Architect: Alfredo Thiermann
Sound Artist: Ariel Bustamante
Location: Istanbul, Turkey
Client: Istanbul Biennial
Curators: Mark Wigley, Beatriz Colomina
Images: Alfredo Thiermann, Ariel Bustamante
White day is an Antarctic phenomenon caused when much sunlight is diffused through a completely overcast sky reaching the ice surface where most of it is reflected back to the underside of the overcast. Many of these rays are in turn reflected earthward from the lower layers of the clouds. This process may continue until this endless game of sunlight reflexions equally lights all sides of individual ice forms, prohibiting the formation of any shadows. The omnipresent whiteness causes the ice and sky to look alike and the horizon to disappear. Ideology in Antarctica operates as a white day, making look everything alike, casting no shadow to render visible fundamental differences. This project proposes to draw a diffuse and unclear horizon, but an horizon at the end.
The Antarctic Treaty, signed in 1959, established a particular set of constrains product of the fears of Cold-War politics that set an epistemological terrain for a different kind of human. Understood as a closed world, the Antarctic Treaty aimed to coin a new kind of “artificial” nature through a series of negations: No politics. No industry. No natural-resources exploitation. No waste. Therefore, no Architecture, and apparently no Design. But Antarctica is too social and too narrated to be truly natural. We propose to look and listen to
Antarctica as a highly humanized territory, but one populated by a particular kind of human. Through an embodied sensorial experience, the installation will collapse, in two different “documents”, the premises and consequences of this apparently non-designed territory, converting the design/human/nature frictions in an inevitably experience.
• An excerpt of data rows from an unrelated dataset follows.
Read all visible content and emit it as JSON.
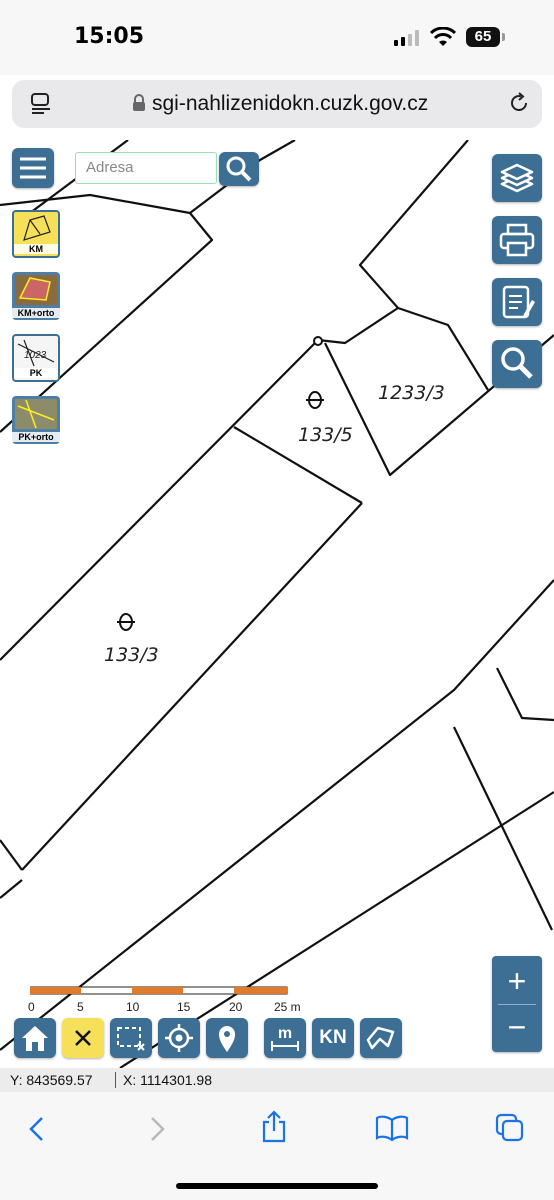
{
  "status": {
    "time": "15:05",
    "battery": "65"
  },
  "browser": {
    "url": "sgi-nahlizenidokn.cuzk.gov.cz"
  },
  "search": {
    "placeholder": "Adresa"
  },
  "layers": [
    {
      "label": "KM",
      "active": true
    },
    {
      "label": "KM+orto",
      "active": false
    },
    {
      "label": "PK",
      "active": false
    },
    {
      "label": "PK+orto",
      "active": false
    }
  ],
  "parcels": {
    "p1": "133/5",
    "p2": "1233/3",
    "p3": "133/3"
  },
  "scale": {
    "labels": [
      "0",
      "5",
      "10",
      "15",
      "20",
      "25 m"
    ],
    "colors": [
      "#e07a2c",
      "#ffffff"
    ]
  },
  "toolbar": {
    "kn_label": "KN",
    "measure_label": "m"
  },
  "zoom": {
    "in": "+",
    "out": "−"
  },
  "coords": {
    "y": "Y: 843569.57",
    "x": "X: 1114301.98"
  },
  "colors": {
    "accent": "#3d6f95",
    "highlight": "#f6e05a"
  }
}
Back-lighted photographies collected from an aerial photographic survey published by the US Air Force in 1953 present a visual taxonomy of the existing topographic variations in the Antarctic surface, attempting to understand the most feasible way to navigate and inhabit Antarctica. When looking at those images today, one can understand that the very Antarctic surface is also a human design, shaped probably by human agency at a planetary scale. Photographed during the years when the notion of climate change was beginning to be shaped, this visual catalog was records and represents this new form of human traces.
Sound is extracted from field recordings in Antarctica. A highly directional sound source is located behind each photography allowing visitors standing next to each other to experience different sonic material. As they walk through this field, they literally intersect the “sound rays”, producing a momentary displacement by encountering another temporal dimension. Through sound, the vast but mostly invisible, industrial and military presence in Antarctica appears in the form of recorded reverberations against the apparently pristine and natural Antarctic surface.
Seemingly un-inhabited Antarctic could be read as the ultimately contemporary ruin, a ruin that concentrates in its shifting topography the traces and effects of human activities over the surface of the planet. But that seemingly un-inhabited surface appears as populated and mechanized through the sonic encounters producing a blurred illustration of what an “inhabited territory” might look like today. Antarctica is presented and experienced as a sensor, as the source of a new kind of history, thinking in a different kind of future.